Now, I write code in R and awk. Even with HPC clusters, nobody wants to put a 27GB file into their R session, especially when it’s for a living. So my awk-fu is getting better, now juggling faster mawk (must be POSIX) and more expressive GNU awk (aka gawk). But I’m really starting to push the limits on these languages. I may try playing with dtplyr or dbplyr. Or…
So, obviously, I’m looking at Julia. It looks awesome! But most of the modules and approaches to data circle around in-memory data frames and such. I hardly found anything about processing files line-by-line, or streams like stdin
and stdout
(this is good start btw, line parsing is next). You know, like awk, or miller. Parsing, incidentally, was a no-brainer in awk and miller, but the main reason I didn’t get far with R. I’ve looked at some approaches in Python and I expect Julia to be similar here - if anyone has some Julia-specific resource on that, throw it my way, please.

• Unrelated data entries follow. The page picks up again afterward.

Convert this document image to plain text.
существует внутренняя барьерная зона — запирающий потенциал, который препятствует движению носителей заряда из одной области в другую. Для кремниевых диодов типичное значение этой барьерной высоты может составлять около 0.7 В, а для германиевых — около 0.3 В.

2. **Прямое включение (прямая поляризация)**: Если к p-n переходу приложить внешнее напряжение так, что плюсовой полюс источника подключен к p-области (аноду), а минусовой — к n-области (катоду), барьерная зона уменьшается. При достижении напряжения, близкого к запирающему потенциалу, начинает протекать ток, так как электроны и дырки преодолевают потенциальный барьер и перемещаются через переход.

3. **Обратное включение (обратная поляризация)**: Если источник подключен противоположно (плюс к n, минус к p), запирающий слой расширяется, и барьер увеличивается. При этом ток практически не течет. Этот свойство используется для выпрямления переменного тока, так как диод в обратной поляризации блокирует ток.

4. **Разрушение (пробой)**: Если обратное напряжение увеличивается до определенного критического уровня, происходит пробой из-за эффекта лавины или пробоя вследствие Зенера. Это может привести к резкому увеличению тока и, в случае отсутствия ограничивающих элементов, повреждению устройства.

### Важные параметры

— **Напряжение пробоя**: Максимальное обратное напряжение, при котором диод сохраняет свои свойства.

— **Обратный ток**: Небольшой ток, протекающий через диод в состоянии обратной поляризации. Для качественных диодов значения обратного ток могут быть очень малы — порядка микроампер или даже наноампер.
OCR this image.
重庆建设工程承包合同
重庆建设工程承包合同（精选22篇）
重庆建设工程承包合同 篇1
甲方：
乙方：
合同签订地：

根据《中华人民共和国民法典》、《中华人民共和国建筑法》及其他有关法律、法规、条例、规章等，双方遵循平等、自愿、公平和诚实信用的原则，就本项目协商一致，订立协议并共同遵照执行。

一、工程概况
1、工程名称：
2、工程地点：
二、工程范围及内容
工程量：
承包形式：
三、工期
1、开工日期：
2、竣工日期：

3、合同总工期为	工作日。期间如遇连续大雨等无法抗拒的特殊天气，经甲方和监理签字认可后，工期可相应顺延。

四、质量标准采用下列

To summarise - I can totally see use for a tool in Julia that would make replacing awk & the unix toolbox easy(ier). Be it a module or two for easier scripting, or a full-blown data-munging tool like miller. The author of miller even considered similar approach:
When I was first developing Miller I made a survey of several languages. Using low-level implementation languages like C, Go, Rust, and Nim, I’d need to create my own domain-specific language (DSL) which would always be less featured than a full programming language, but I’d get better performance. Using high-level interpreted languages such as Perl/Python/Ruby I’d get the language’s eval for free and I wouldn’t need a DSL; Miller would have mainly been a set of format-specific I/O hooks. If I’d gotten good enough performance from the latter I’d have done it without question and Miller would be far more flexible. But low-level languages win the performance criteria by a landslide so we have Miller in Go with a custom DSL.
But he didn’t know Julia. Actually, it looks like he still doesn’t know. Maybe I will introduce him, it could be a fun Xmas project…